Taking it to the bank: A new strategy for health plans
December 15th, 2008
After dropping non-health-insurance businesses, such as life insurance and reinsurance, years ago, the biggest health plans are rediversifying into the money management and banking businesses.Employer-based health insurance does not appear to be at risk of losing its prime position with health plans, but plans are seeking the health savings account market, and many have started banks to capture it.
Though consumer-directed care has taken off more slowly than projected, the growth of high-deductible health plans paired with HSAs has quickened since 2005. There were about $9.4 billion in HSAs at the end of 2007, according to industry estimates.
"The health insurers would like to not lose that half of the health care wallet," said Charles Boorady, managing director and senior health care analyst for Citigroup, "and one way they're doing that is trying to make banks of their own."

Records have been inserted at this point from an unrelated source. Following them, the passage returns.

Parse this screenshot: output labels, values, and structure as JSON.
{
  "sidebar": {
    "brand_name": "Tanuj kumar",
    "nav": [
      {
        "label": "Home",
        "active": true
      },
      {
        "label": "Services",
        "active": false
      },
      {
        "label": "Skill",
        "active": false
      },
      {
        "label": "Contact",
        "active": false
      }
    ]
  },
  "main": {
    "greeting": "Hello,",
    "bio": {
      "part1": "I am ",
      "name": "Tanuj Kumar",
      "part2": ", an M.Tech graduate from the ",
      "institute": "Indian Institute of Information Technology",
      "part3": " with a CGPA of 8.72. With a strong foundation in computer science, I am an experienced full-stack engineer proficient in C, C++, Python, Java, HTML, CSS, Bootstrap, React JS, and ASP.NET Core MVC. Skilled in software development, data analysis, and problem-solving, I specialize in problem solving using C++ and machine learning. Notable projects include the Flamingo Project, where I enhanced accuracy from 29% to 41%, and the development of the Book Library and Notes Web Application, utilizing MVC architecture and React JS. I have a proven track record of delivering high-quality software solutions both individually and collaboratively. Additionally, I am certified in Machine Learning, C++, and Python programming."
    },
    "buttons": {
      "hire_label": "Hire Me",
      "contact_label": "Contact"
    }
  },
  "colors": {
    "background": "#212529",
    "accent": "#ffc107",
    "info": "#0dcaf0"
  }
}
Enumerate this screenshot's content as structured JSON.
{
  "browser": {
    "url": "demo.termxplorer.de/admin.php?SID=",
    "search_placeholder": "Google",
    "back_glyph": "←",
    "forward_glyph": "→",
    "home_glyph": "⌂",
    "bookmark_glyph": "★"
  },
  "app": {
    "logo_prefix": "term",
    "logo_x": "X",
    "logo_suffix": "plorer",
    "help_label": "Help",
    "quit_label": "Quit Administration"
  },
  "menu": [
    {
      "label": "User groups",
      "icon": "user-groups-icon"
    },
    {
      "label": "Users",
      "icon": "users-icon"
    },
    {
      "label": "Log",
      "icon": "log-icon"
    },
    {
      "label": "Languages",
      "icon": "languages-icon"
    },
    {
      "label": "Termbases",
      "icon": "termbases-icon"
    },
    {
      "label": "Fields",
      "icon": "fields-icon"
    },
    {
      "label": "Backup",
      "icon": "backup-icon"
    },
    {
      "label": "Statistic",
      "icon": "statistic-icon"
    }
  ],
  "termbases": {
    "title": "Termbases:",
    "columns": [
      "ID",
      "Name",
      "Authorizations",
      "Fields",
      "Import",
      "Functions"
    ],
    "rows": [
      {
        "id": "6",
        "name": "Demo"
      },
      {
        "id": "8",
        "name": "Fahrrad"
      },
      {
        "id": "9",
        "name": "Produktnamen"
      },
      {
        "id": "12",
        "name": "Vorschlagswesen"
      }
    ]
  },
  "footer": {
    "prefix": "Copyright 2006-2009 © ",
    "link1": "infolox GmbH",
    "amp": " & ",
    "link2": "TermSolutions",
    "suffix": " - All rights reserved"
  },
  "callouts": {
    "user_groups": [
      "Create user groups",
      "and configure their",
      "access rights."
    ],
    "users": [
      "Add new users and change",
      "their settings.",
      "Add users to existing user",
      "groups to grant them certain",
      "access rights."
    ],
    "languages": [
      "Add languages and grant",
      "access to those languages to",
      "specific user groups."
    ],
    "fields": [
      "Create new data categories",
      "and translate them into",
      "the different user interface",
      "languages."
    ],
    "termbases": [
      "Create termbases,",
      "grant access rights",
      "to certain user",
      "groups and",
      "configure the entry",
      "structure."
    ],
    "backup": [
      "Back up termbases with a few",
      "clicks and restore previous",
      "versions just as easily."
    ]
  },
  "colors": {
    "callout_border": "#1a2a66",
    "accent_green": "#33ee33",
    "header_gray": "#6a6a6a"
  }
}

WellPoint, UnitedHealth Group and the BlueCross BlueShield Assn. have FDIC-approved banks that hold HSA balances. But the banking-in-health-care movement is unlikely to end there, experts say.
In a report released in August 2007, Chicago-based Diamond Management & Technology Consultants estimated that the revenue from what its consultants refer to as the "health/wealth" market -- managing such interests as health debit cards -- could reach $40 billion over the next five years.
The authors estimated that $4.3 billion of that $40 billion could be made by companies that help people manage and invest HSAs, particularly as contribution limits rise. The key to profitability, the authors said, is to make money from "asset management," beyond maintenance and transaction fees.